1. Upper Confidence Bounds（UCB）- 节点评估函数

我们知道，蒙特卡洛树搜索过程中，有两个情况下需要用到节点评估值，

「选择阶段」，在选择阶段，对一个已经完成探索的节点（所有可行动作都已探索过），我们需要按照一定的策略，根据子节点的评估值选择一个最优的子节点往下拓展。每拓展一次，就朝得到最终可行解的目标靠近了一些
「反向传播更新路径上节点的评估值」

UCB公式如下：
$$
v_i+C\times\sqrt{\frac{\ln N}{n_i}}
$$
其中 $v_i$ 是节点估计值，$n_i$ 是节点被访问的次数，而 $N$ 则是其父节点已经被访问的总次数。$C$ 是可调整参数。

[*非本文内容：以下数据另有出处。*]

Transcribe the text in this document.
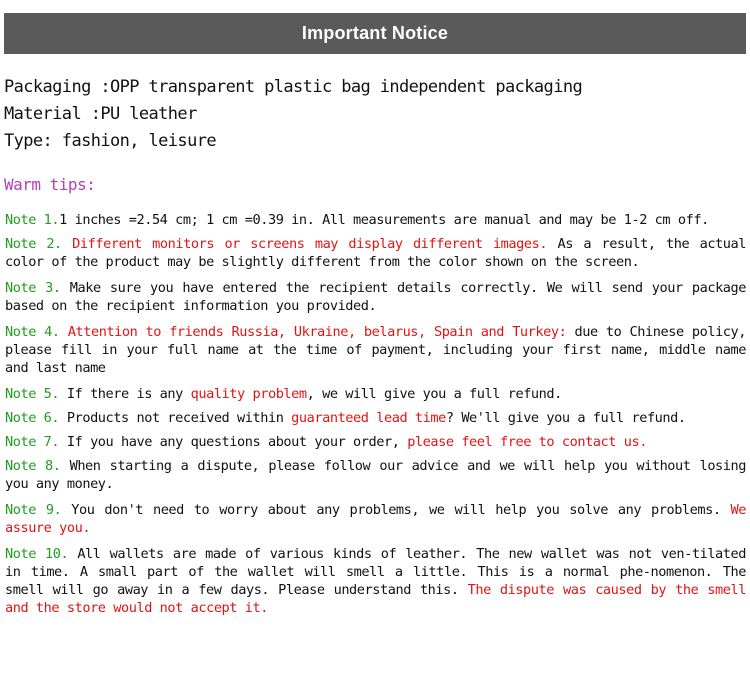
Important Notice
Packaging :OPP transparent plastic bag independent packaging
Material :PU leather
Type: fashion, leisure
Warm tips:
Note 1.1 inches =2.54 cm; 1 cm =0.39 in. All measurements are manual and may be 1-2 cm off.
Note 2. Different monitors or screens may display different images. As a result, the actual color of the product may be slightly different from the color shown on the screen.
Note 3. Make sure you have entered the recipient details correctly. We will send your package based on the recipient information you provided.
Note 4. Attention to friends Russia, Ukraine, belarus, Spain and Turkey: due to Chinese policy, please fill in your full name at the time of payment, including your first name, middle name and last name
Note 5. If there is any quality problem, we will give you a full refund.
Note 6. Products not received within guaranteed lead time? We'll give you a full refund.
Note 7. If you have any questions about your order, please feel free to contact us.
Note 8. When starting a dispute, please follow our advice and we will help you without losing you any money.
Note 9. You don't need to worry about any problems, we will help you solve any problems. We assure you.
Note 10. All wallets are made of various kinds of leather. The new wallet was not ven-tilated in time. A small part of the wallet will smell a little. This is a normal phe-nomenon. The smell will go away in a few days. Please understand this. The dispute was caused by the smell and the store would not accept it.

UCB 公式对已知收益节点加强收敛，同时鼓励接触那些相对未曾访问的节点的尝试性探索。这是一个动态均衡公式。

每个节点的收益估计基于随机模拟不断更新，所以节点必须被访问若干次来确保估计变得更加可信，事实上，这也是随机统计的要求（大数情况下频率近似估计概率）。

理论上说，MCTS 估计会在搜索的开始不大可靠，而最终会在给定充分的时间后收敛到更加可靠的估计上，在无限时间下能够达到最优估计。

2. Asymmetric（非对称建树过程）

MCTS 按照一种非对称的策略进行树的搜索空间拓扑结构增长。这个算法会更频繁地访问更加有可能导致成功的节点，并聚焦其搜索时间在更加相关的树的部分。

这使得 MCTS 更加适合那些有着更大的分支搜索空间的博弈游戏，比如说 $19 \times 19$ 的围棋。这么大的组合空间会给标准的基于深度或者宽度的搜索方法带来问题。但是 MCTS 会有选择地朝某些方向进行深度搜索，同时选择性地放弃其他显然不可能的方向。

MCTS算法代码示例

这个小节，我们来看一个MCTS实现的简单游戏对弈代码，笔者会先给出各个主要模块的说明，最后给出完整的可运行代码，

1. 节点类

class TreeNode(object):
    """A node in the MCTS tree. Each node keeps track of its own value Q, prior probability P, and
    its visit-count-adjusted prior score u.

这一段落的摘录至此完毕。